MTBF and warranties are only marginally and periphally about engineering - their real nature is marketing.
The few broadly-based scholarly reviews suggest annual replacement rates (AFRs) are in the 2-4% range for BOTH consumer and enterprise drives (with a 'fat tail' of lemons going out above 15%!). (I will blur here the distinction between replacement rates and failure rates). Moreover, the failure pattern is far better represented as a Weibull or gamma distribution than a Poisson one! In short, real in-the-field MTBFs are in the 200,000 to 400,000 range for all drives. MTBF numbers above 500,000 are, to put it charitably, a grossly optimistic artifact of flawed testing methods or - and here's the rub! - of how the testing information is (mis-)represented!

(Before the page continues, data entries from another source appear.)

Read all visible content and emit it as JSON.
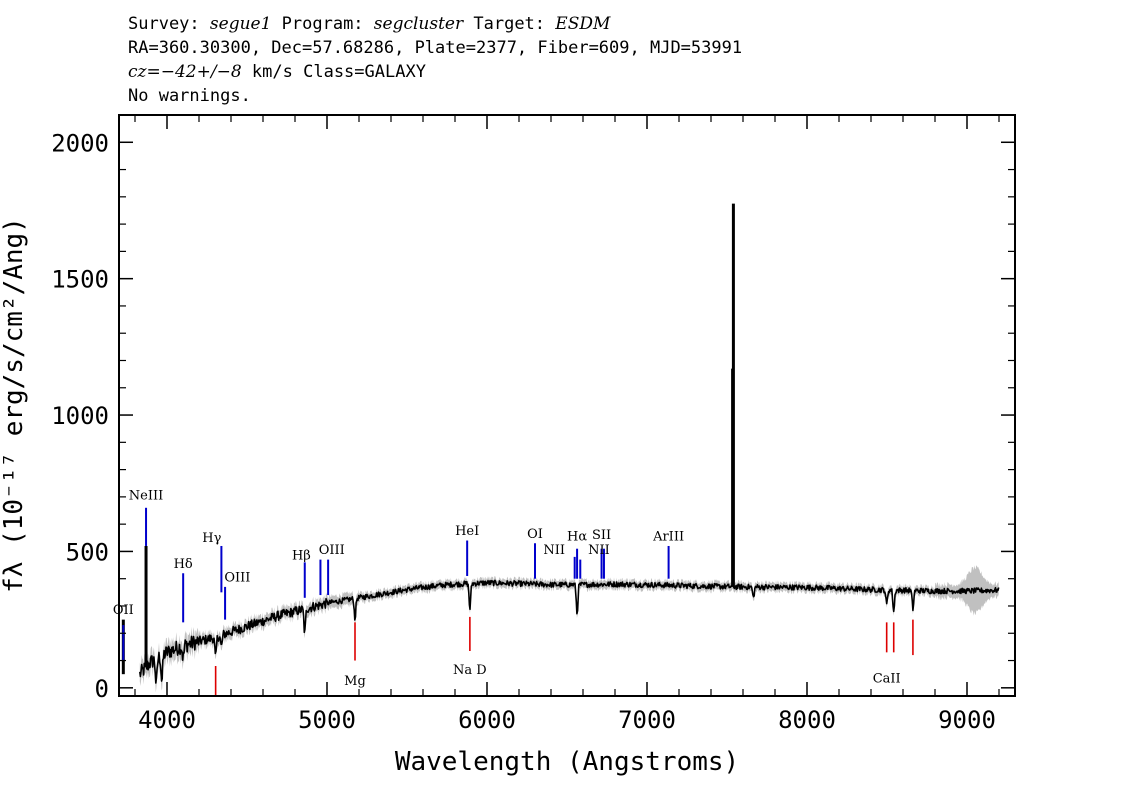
{
  "header": {
    "survey_label": "Survey:",
    "survey": "segue1",
    "program_label": "Program:",
    "program": "segcluster",
    "target_label": "Target:",
    "target": "ESDM",
    "line2": "RA=360.30300, Dec=57.68286, Plate=2377, Fiber=609, MJD=53991",
    "cz_label": "cz=",
    "cz": "−42+/−8",
    "cz_units": "km/s",
    "class": "Class=GALAXY",
    "warnings": "No warnings."
  },
  "chart_data": {
    "type": "line",
    "title": "",
    "xlabel": "Wavelength (Angstroms)",
    "ylabel": "fλ (10⁻¹⁷ erg/s/cm²/Ang)",
    "xlim": [
      3700,
      9300
    ],
    "ylim": [
      -30,
      2100
    ],
    "xticks": [
      4000,
      5000,
      6000,
      7000,
      8000,
      9000
    ],
    "xtick_labels": [
      "4000",
      "5000",
      "6000",
      "7000",
      "8000",
      "9000"
    ],
    "yticks": [
      0,
      500,
      1000,
      1500,
      2000
    ],
    "ytick_labels": [
      "0",
      "500",
      "1000",
      "1500",
      "2000"
    ],
    "colors": {
      "flux": "#000000",
      "error": "#c0c0c0",
      "emission": "#0000cc",
      "absorption": "#dd0000"
    },
    "continuum": {
      "x": [
        3830,
        3900,
        4000,
        4100,
        4200,
        4300,
        4400,
        4500,
        4600,
        4700,
        4800,
        4900,
        5000,
        5100,
        5200,
        5300,
        5400,
        5500,
        5600,
        5700,
        5800,
        5900,
        6000,
        6200,
        6400,
        6600,
        6800,
        7000,
        7200,
        7400,
        7600,
        8000,
        8400,
        8800,
        9000,
        9200
      ],
      "y": [
        50,
        95,
        130,
        155,
        170,
        185,
        205,
        225,
        245,
        265,
        280,
        295,
        310,
        320,
        330,
        340,
        350,
        360,
        368,
        375,
        380,
        382,
        385,
        382,
        378,
        378,
        380,
        378,
        375,
        372,
        370,
        368,
        360,
        355,
        355,
        358
      ]
    },
    "spikes": [
      {
        "x": 3727,
        "y": 250
      },
      {
        "x": 3869,
        "y": 520
      },
      {
        "x": 7540,
        "y": 1775
      },
      {
        "x": 7535,
        "y": 1170
      }
    ],
    "dips": [
      {
        "x": 3933,
        "y": 10
      },
      {
        "x": 3968,
        "y": 25
      },
      {
        "x": 4101,
        "y": 110
      },
      {
        "x": 4304,
        "y": 110
      },
      {
        "x": 4340,
        "y": 150
      },
      {
        "x": 4861,
        "y": 200
      },
      {
        "x": 5175,
        "y": 255
      },
      {
        "x": 5893,
        "y": 290
      },
      {
        "x": 6563,
        "y": 270
      },
      {
        "x": 7665,
        "y": 330
      },
      {
        "x": 8498,
        "y": 305
      },
      {
        "x": 8542,
        "y": 280
      },
      {
        "x": 8662,
        "y": 290
      }
    ],
    "emission_lines": [
      {
        "name": "OII",
        "x": 3727,
        "y0": 100,
        "y1": 230,
        "lx": 3727,
        "ly": 270
      },
      {
        "name": "NeIII",
        "x": 3869,
        "y0": 520,
        "y1": 660,
        "lx": 3869,
        "ly": 690
      },
      {
        "name": "Hδ",
        "x": 4101,
        "y0": 240,
        "y1": 420,
        "lx": 4101,
        "ly": 440
      },
      {
        "name": "Hγ",
        "x": 4340,
        "y0": 350,
        "y1": 520,
        "lx": 4280,
        "ly": 535
      },
      {
        "name": "OIII",
        "x": 4363,
        "y0": 250,
        "y1": 370,
        "lx": 4440,
        "ly": 390
      },
      {
        "name": "Hβ",
        "x": 4861,
        "y0": 330,
        "y1": 460,
        "lx": 4840,
        "ly": 470
      },
      {
        "name": "OIII",
        "x": 4959,
        "y0": 340,
        "y1": 470,
        "lx": 5030,
        "ly": 490
      },
      {
        "name": "OIII",
        "x": 5007,
        "y0": 340,
        "y1": 470,
        "lx": null,
        "ly": null
      },
      {
        "name": "HeI",
        "x": 5876,
        "y0": 410,
        "y1": 540,
        "lx": 5876,
        "ly": 560
      },
      {
        "name": "OI",
        "x": 6300,
        "y0": 400,
        "y1": 530,
        "lx": 6300,
        "ly": 550
      },
      {
        "name": "NII",
        "x": 6548,
        "y0": 400,
        "y1": 480,
        "lx": 6420,
        "ly": 490
      },
      {
        "name": "Hα",
        "x": 6563,
        "y0": 400,
        "y1": 510,
        "lx": 6563,
        "ly": 540
      },
      {
        "name": "NII",
        "x": 6583,
        "y0": 400,
        "y1": 470,
        "lx": 6700,
        "ly": 490
      },
      {
        "name": "SII",
        "x": 6716,
        "y0": 400,
        "y1": 510,
        "lx": 6716,
        "ly": 545
      },
      {
        "name": "SII",
        "x": 6731,
        "y0": 400,
        "y1": 510,
        "lx": null,
        "ly": null
      },
      {
        "name": "ArIII",
        "x": 7135,
        "y0": 400,
        "y1": 520,
        "lx": 7135,
        "ly": 540
      }
    ],
    "absorption_lines": [
      {
        "name": "",
        "x": 4304,
        "y0": -60,
        "y1": 80,
        "lx": null,
        "ly": null
      },
      {
        "name": "Mg",
        "x": 5175,
        "y0": 100,
        "y1": 240,
        "lx": 5175,
        "ly": 10
      },
      {
        "name": "Na D",
        "x": 5893,
        "y0": 135,
        "y1": 260,
        "lx": 5893,
        "ly": 50
      },
      {
        "name": "CaII",
        "x": 8498,
        "y0": 130,
        "y1": 240,
        "lx": 8498,
        "ly": 20
      },
      {
        "name": "",
        "x": 8542,
        "y0": 130,
        "y1": 240,
        "lx": null,
        "ly": null
      },
      {
        "name": "",
        "x": 8662,
        "y0": 120,
        "y1": 250,
        "lx": null,
        "ly": null
      }
    ]
  }
}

Warranties are largely (not entirely, just 90% :-) marketing hype. I could take EXACTLY the same drive and offer it with a 2-year or 3-year warranty (i.e., nothing to do with the real underlying drive construction or failure rate). It would only incrementally cost - in the typical case! - 3% of the drive cost to offer the longer warranty. (And that's assuming - falsely! - that all failed drives will be returned as a warranty claim and, even of those that are returned, the manufacturer does not disallow any of the returns as invalid!)
We're talking a cost of perhaps $3 a drive on a 2-TB drive (more like $1.50 if not all failed drives are returned and not all returned drives are considered valid warranty returns).
$1.50 is peanuts if I can increase sales and market share with my 3-year warranty or even - and this is the usual case - charge, say, a $5.00 premium for my 'better' HD with its 3-year warranty over the 'inferior' one with a 2-year warranty.
Anyone who has ever bought an 'extended warranty' from a retailer soon learns that these are overpriced cons. Well, manufaturers' warranties are no better. Mostly marketing hype (where mostly > 90% :-).